There must be other reasons doing this.

Roland Dressler, 2012-02-02

@Volker I will do that. I'm one of the first to migrate. If it works fine, than all will follow.

@Richard

I'm not able to search a mail over all of my Folders. I didn't find a way. The next thing: in 7.02 (our Client Version) you can't see a html-mail in the way it is meant to be. And in the normal daily use there are a few other little thing, so that I'm looking forward using Outlook.


Karl Heindel, 2012-02-02

Karl, did you try the "All Documents" view? In your person's document you can switch to keep the mails in the sender's format.

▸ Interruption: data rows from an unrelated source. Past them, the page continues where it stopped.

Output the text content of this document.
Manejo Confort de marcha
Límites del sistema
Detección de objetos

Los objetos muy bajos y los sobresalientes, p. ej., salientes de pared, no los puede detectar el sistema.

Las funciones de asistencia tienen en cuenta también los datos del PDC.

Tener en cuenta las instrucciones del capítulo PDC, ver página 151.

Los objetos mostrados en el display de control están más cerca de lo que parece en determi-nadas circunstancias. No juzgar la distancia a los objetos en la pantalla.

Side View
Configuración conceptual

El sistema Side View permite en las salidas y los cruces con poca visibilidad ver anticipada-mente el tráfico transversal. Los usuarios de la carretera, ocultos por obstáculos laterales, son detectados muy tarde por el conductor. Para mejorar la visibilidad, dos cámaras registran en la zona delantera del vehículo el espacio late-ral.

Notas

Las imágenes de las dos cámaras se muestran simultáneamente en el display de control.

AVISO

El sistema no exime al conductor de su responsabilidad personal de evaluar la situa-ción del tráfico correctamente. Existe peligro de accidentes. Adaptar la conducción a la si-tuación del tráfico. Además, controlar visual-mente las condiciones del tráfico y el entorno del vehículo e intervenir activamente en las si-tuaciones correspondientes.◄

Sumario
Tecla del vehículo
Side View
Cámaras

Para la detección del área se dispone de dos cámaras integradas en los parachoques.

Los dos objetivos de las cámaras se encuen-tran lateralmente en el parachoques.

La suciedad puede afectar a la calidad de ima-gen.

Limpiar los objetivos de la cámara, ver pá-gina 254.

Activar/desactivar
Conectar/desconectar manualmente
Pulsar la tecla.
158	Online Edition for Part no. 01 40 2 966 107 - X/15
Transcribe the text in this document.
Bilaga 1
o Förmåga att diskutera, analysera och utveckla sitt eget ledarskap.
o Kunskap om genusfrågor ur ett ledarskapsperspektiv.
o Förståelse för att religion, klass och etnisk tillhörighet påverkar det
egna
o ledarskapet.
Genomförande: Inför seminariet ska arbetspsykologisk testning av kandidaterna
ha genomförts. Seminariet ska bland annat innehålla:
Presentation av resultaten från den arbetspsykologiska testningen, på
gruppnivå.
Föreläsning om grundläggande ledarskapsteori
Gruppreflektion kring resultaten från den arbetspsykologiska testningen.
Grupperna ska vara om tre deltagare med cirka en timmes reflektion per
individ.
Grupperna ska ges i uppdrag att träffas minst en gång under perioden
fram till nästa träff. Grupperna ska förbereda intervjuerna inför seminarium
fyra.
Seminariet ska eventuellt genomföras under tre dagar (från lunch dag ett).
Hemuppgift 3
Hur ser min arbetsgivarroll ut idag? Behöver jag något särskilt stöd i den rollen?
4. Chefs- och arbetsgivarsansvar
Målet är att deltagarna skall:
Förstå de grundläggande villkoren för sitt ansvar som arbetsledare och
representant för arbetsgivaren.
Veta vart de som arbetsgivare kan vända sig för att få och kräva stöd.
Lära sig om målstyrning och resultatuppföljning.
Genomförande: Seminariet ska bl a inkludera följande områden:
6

Also, if you need a FT on any database not just mail and your IT department doesn't allow then make a local replica and turn it on.

Thilo Hamberger, 2012-02-04

@Roland: yes, Microsoft removed SIS (Single Instance Storage) with Exchange 2010, because the effect of storage cost savings due to the 64 Bit architecture can be much bigger when using low cost storage than the effect of not having SIS anymore.

What kind of storage did your customers use in your migration projects? I assume it's your experience with dwpbank that you mentioned? If dwpbank is still using SAN after the migration to Exchange, then their storage costs might not go down - I agree.

While Microsoft reduced the IO with each version and the move the 64 Bit, Notes does not really perform better on 64 Bit as IBM says: https://www.ibm.com/developerworks/lotus/library/domino8-64bit/

Bernd Vellguth, 2012-02-05

@Thilo

Yes, but sometimes (I don't know why) I can't find a email. If I search manually in a folder than I will find that email. Maybe the problem is sitting in front of the tft.

To do a local copy of the database does not work, at the login of notes I can't change the "arbeitsplatzumgebung".

Karl Heindel, 2012-02-06

Bernd its not dwpbank, i assume they still using ex2k07. I know this from some other, smaller projects. Most of them uses SAN as their storage solution. Mailboxes are growing after migration but, as you said, I/O performance ist much more better on Exchange 2k10. You dont need high end SAN architecture anymore to pass "jetstress".

Roland Dressler, 2012-02-06

So, no we're a few month later and the transition to Outlook was done and we're working with outlook for two month now.

And what should I say: sometimes I miss my Lotus Notes. We don't not have our system to manage our vacancy, we had a database in Notes to do that.
But that's not the point and I can't describe it in english very well.

Notes was clean, well arranged and easy to use. And Outlook is not in that way. But Notes ist gone for us, and so I have to use Outlook. Maybe sometimes I'm getting used to it.